Le 30 novembre 2015, Microsoft France et l’Éducation nationale, respectivement représentés par Alain Crozier et Najat Vallaud-Belkacem, signaient une convention de partenariat portant sur le développement du numérique au sein des établissements scolaires français.
Au nom de la défense du service public, de la préservation des droits des élèves et des enseignants à disposer de leurs données et de leur autonomie, ainsi que du soutien à l’équité des entreprises et des acteurs économiques du numérique, ÉduNathon veut faire annuler cet accord.
Le collectif, qui regroupe plusieurs associations dont le Conseil national du logiciel libre (CNLL), avait déposé, en janvier dernier, un recours gracieux auprès de la Rue de Grenelle pour dénoncer une décision « juridiquement très contestable, que ce soit au regard du droit de la concurrence, des principes de la commande publique ou des dispositions du code des marchés publics ».
N’ayant pas obtenu gain de cause, il a porté l’affaire en référé auprès du tribunal de grande instance de Paris, où une audience se tiendra jeudi 8 septembre.

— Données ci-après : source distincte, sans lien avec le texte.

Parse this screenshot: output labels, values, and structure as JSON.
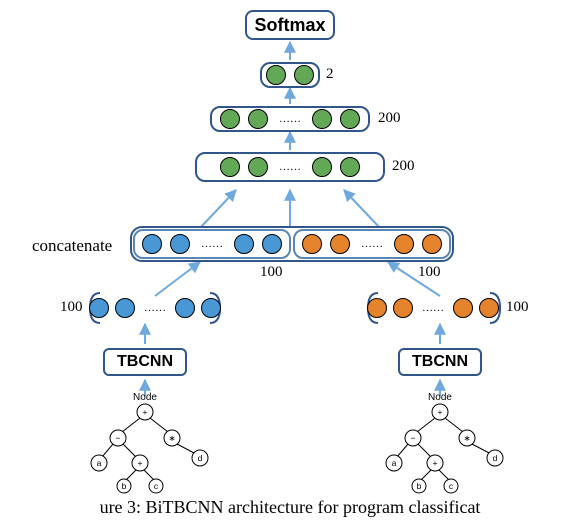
{
  "softmax": {
    "label": "Softmax"
  },
  "layers": {
    "out": {
      "size": "2"
    },
    "fc1": {
      "size": "200",
      "dots": "……"
    },
    "fc2": {
      "size": "200",
      "dots": "……"
    },
    "concat_label": "concatenate",
    "concat_left": {
      "size": "100",
      "dots": "……"
    },
    "concat_right": {
      "size": "100",
      "dots": "……"
    },
    "enc_left": {
      "size": "100",
      "dots": "……"
    },
    "enc_right": {
      "size": "100",
      "dots": "……"
    }
  },
  "tbcnn": {
    "left": "TBCNN",
    "right": "TBCNN"
  },
  "tree": {
    "heading": "Node",
    "root": "+",
    "l1l": "−",
    "l1r": "∗",
    "a": "a",
    "b": "b",
    "c": "c",
    "d": "d",
    "plus": "+"
  },
  "caption": "ure 3: BiTBCNN architecture for program classificat"
}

Pour mieux saisir les enjeux du dossier, petite remise en contexte.
La convention de partenariat – document PDF, 7 pages – s’inscrit dans le Plan numérique à l’école, dont François Hollande avait dévoilé les grandes lignes en mai 2015 et qui doit être mis en place à partir de la rentrée.
L’État doit y consacrer 1 milliard d’euros sur 3 ans, dont un tiers dans le cadre du programme d’investissements d’avenir.

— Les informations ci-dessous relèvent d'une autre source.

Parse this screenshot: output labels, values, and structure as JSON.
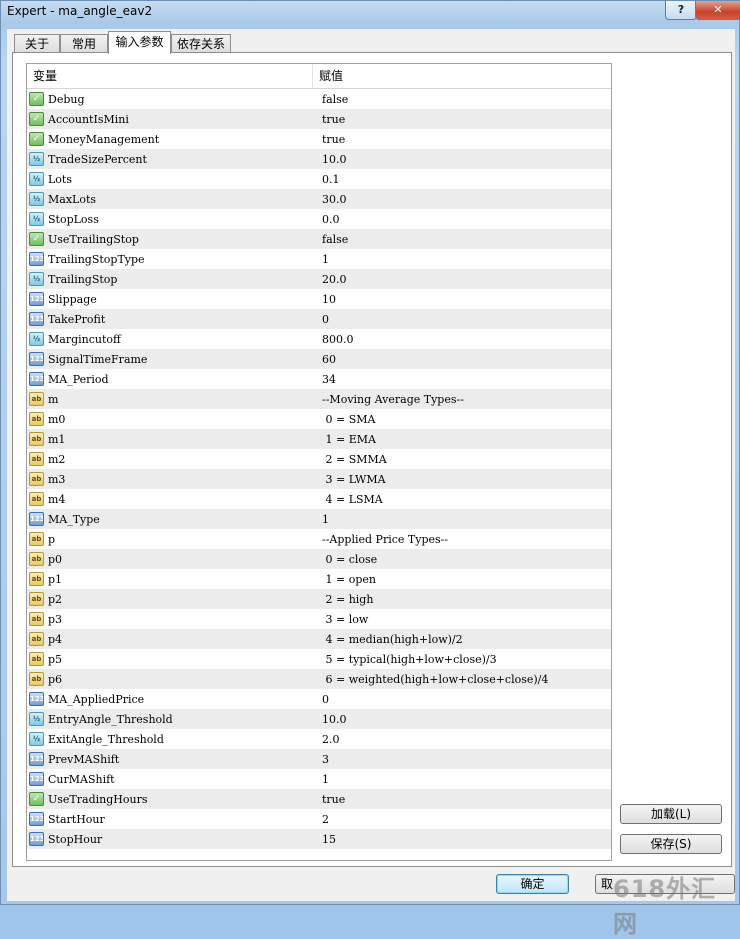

Microsoft s’est engagé à investir 13 millions d’euros sur 18 mois pour accompagner et former les personnels de l’enseignement et les élèves : mise en place d’un écosystème cloud, d’un réseau social interne privé, de cours spécifiques sur l’apprentissage du code informatique, etc.
Dans son assignation qu’a pu consulter Next INpact, ÉduNathon évoque un marché public déguisé qui « aurait dû être conclu à l’issue de la procédure normale relevant du code des marchés publics ».
De l’avis du collectif, les séminaires, ateliers et autres ressources mis en place pour l’accompagnement et la formation constituent des produits et des services « qui sont aujourd’hui normalement proposés par de nombreuses entreprises et associations, et qui n’auraient pas du [sic] être attribuées autrement que par une procédure de mise en concurrence ».
Même réflexion pour la mise à disposition de l’écosystème cloud de Microsoft, le développement et l’expérimentation d’une plate-forme universelle de collaboration, ainsi que la partie apprentissage du code : les entreprises et associations qui proposent des produits équivalents n’ont pas « eu l’occasion de formaliser d’offre ».
De quels équivalents parle-t-on ? ÉduNathon cite, pour l’exemple, Scribus, GIMP, LibreOffice, InkScape, VLC, DarkTable et Linux Mint. En prenant le soin d’insérer un « etc. »…
Pour les plaignants, Microsoft se positionne idéalement dans l’optique de récupérer ce à quoi il renonce dans l’immédiat : l’éditeur va pouvoir proposer ses produits et services « de façon extrêmement privilégiée […] au moment même où l’Éducation nationale [prévoit] un surcroît d’investissement dans ce secteur ». Et s’ancrer dans les habitudes, pour mieux s’imposer aux utilisateurs.
ÉduNathon digère mal le fait même de présenter des produits et services comme gratuits : cela reviendrait à contourner le code des marchés publics. Et à ouvrir grand la porte à des acteurs qui, pour échapper aux contraintes des appels d’offres, choisiraient de donner leurs produits et services à l’État, excluant de fait leurs concurrents de plus petite taille.
Étant donné le démarrage imminent du Plan numérique à l’école, il est demandé au Tribunal de grande instance de se prononcer en urgence, dans le cadre d’un référé d’heure à heure.
Brandit par ailleurs l’épouvantail du Conseil d’État, qui « n’hésite pas à requalifier de marché public certains contrats passés à titre non onéreux mais qui peuvent être considérés comme donnant lieu à une rémunération indirecte ou en nature », ÉduNathon réclame 12 000 euros au titre de ses frais de justice.